As times and people change, the markets need to follow suit, and the soda industry is not exempt from that. Over the years, there has been a marketing overhaul from diet sodas to zero sugar. For some companies, this means actual changes in their beverage recipes, while others bring out new drink lines, hedging their bets, as consumer demands don't shift overnight.
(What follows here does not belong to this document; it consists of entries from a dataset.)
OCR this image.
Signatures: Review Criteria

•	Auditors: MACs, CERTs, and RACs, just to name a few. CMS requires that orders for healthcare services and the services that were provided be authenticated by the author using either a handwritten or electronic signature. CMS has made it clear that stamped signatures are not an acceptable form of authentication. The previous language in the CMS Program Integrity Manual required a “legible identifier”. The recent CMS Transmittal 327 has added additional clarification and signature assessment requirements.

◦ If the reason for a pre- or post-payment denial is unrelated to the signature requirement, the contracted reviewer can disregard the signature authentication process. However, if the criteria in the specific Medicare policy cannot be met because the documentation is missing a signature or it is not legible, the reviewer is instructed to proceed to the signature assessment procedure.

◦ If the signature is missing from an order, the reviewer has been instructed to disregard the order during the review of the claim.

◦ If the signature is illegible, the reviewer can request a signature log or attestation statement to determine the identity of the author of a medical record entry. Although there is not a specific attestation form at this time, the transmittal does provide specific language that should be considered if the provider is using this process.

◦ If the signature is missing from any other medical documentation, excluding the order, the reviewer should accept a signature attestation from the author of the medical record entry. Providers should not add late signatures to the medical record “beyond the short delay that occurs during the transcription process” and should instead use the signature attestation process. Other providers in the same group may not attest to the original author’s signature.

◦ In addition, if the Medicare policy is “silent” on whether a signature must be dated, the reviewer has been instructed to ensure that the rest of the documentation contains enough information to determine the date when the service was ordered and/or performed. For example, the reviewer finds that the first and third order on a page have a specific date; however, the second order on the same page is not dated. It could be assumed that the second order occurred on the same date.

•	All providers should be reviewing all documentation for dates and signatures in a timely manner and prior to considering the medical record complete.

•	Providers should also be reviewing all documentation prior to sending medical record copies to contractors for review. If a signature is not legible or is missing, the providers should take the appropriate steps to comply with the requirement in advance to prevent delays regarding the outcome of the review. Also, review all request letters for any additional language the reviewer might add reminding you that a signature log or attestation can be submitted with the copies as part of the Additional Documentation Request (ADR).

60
According to CNN, during a 2021 industry conference PepsiCo Beverages marketing executive Greg Lyons stated that, "Younger people just don't like the word 'diet.'"This marks a massive departure from the soda markets of yesteryear, where Diet Coke held the No. 1 soft drink spot in the entire United States by the early 1980s. Gen Z, specifically, has been noted for its shift from diet culture to clean eating, which may just sound like word games, but the focus is less on curating one's body image and more about being aware of the products going into one's body and the effects they have. For sodas, controversy has long shrouded aspartame as a possible carcinogen, and other artificial sweeteners raise similar side-eye.
The legacy of diet sodas
Mintel analyst Alex Beckett also reported (via CNN) that the term "diet" actually "started falling out of fashion ... with the rise of zero" (as it's not just the youth changing the market, but men are a growing consumer demographic). Original diet soft drinks like Coca-Cola's Tab were marketed almost exclusively towards women, and Diet Coke was the soft drink of choice for women throughout the 1980s and 1990s. As "Zero" lines hit the shelves, the new branding offered a clean slate for genderless marketing, and recipe formulations focused more heavily on recreating the full-sugar flavor.That is something that diet sodas didn't place too much emphasis on, and overall did not affect female consumption, but did generally put off men who were not as swayed by the health myth to begin with.
Celebrity endorsement also played a pivotal role in diet soda culture, with fashion icons like Karl Lagerfeld famously drinking ten cans of Diet Coke a day. Pepsi launched a famous meta-advertisement for the 2023 Super Bowl, using comedy greats Steve Martin and Ben Stiller to promote Pepsi Zero Sugar through poking fun at the entire concept of celebrity endorsements.